Raffaele Lombardo pronto a sostenere Schifani. «Fiscalità compensativa e misure per giovani»

Il risultato elettorale afferma la presenza dei Popolari e Autonomisti nel nuovo governo regionale. È proprio il fondatore dell’Mpa e guida degli Autonimisti Raffaele Lombardo a esprimersi sul voto. «Parteciperemo a un’ampia maggioranza che assicuri stabilità al governo presieduto da Renato Schifani». Lombardo si esprime a favore del reddito di cittadinanza e di «qualunque altra forma di sostegno che consenta ai disoccupati di sopravvivere: è stato un grande regalo ai cinquestelle dichiarare di volerlo abolire».

Una presenza in maggioranza che significa anche responsabilità: «Vigileremo affinché il governo nazionale e quello regionale possano individuare misure in grado di offrire lavoro ai nostri giovani – prosegue – A quelli che restano in Sicilia e a quelli che possono tornare da fuori. Non mi riferisco solo ai professionisti, ma penso alle decine di migliaia di siciliani che lavorano nelle pizzerie e negli alberghi di Londra». «Abbiamo indicato nel nostro programma due idee – sottolinea – la prima è la tradizionale fiscalità compensativa. La seconda è l’energia green prodotta in Sicilia, che nella misura del 50 per cento deve essere lasciata al territorio: è una misura in grado di alleviare il costo delle bollette delle famiglie e attrarre le imprese che con uno sconto sull’energia del 50 per cento saranno invogliate a investire nell’Isola». 
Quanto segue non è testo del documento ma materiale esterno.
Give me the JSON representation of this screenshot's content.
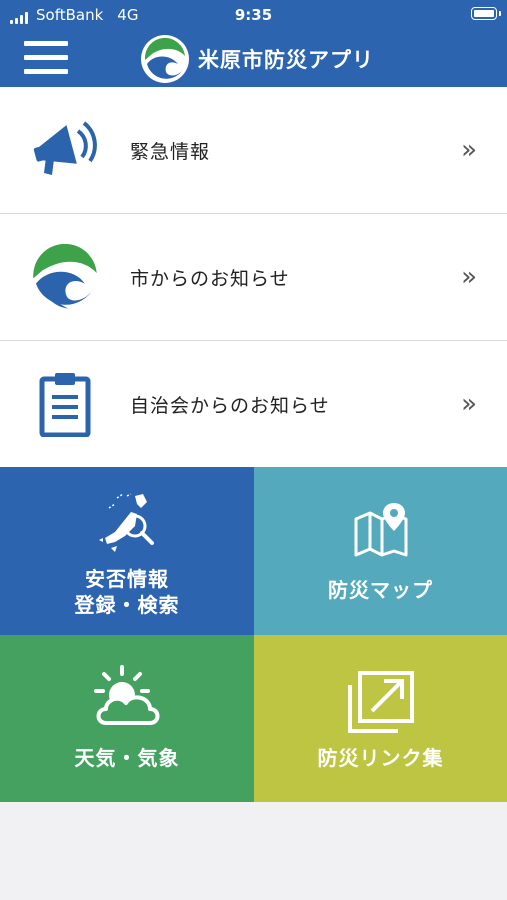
{
  "status_bar": {
    "carrier": "SoftBank",
    "network": "4G",
    "time": "9:35"
  },
  "header": {
    "title": "米原市防災アプリ"
  },
  "menu": [
    {
      "label": "緊急情報",
      "icon": "megaphone-icon"
    },
    {
      "label": "市からのお知らせ",
      "icon": "city-logo-icon"
    },
    {
      "label": "自治会からのお知らせ",
      "icon": "clipboard-icon"
    }
  ],
  "chevron": "»",
  "tiles": [
    {
      "label_line1": "安否情報",
      "label_line2": "登録・検索",
      "icon": "japan-map-search-icon",
      "color": "#2d64af"
    },
    {
      "label": "防災マップ",
      "icon": "map-pin-icon",
      "color": "#55a9bd"
    },
    {
      "label": "天気・気象",
      "icon": "weather-sun-cloud-icon",
      "color": "#45a160"
    },
    {
      "label": "防災リンク集",
      "icon": "external-link-icon",
      "color": "#bdc543"
    }
  ],
  "colors": {
    "header": "#2c64b0",
    "icon_blue": "#2b63ad",
    "logo_green": "#3da24a"
  }
}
Poi l’ex presidente, tornato in politica dopo le vicende giudiziarie da cui è venuto fuori con un’assoluzione in secondo grado, rivendica il risultato, andato anche contro le previsioni di alcuni esperti. «Avremo una rappresentanza di esponenti Popolari e Autonomisti all’Assemblea regionale siciliana – dichiara – Con ciò abbiamo smentito i sondaggisti che io definisco sondaggisti telepatici o psichedelici perché la loro consultazione sarà di tipo telepatico, dal momento – conclude Lombardo – che non mi è mai capitato, né ho sentito da parte di nessuno dei miei amici che siano stati interpellati sulle loro intenzioni di voto e questo almeno negli gli ultimi dieci anni».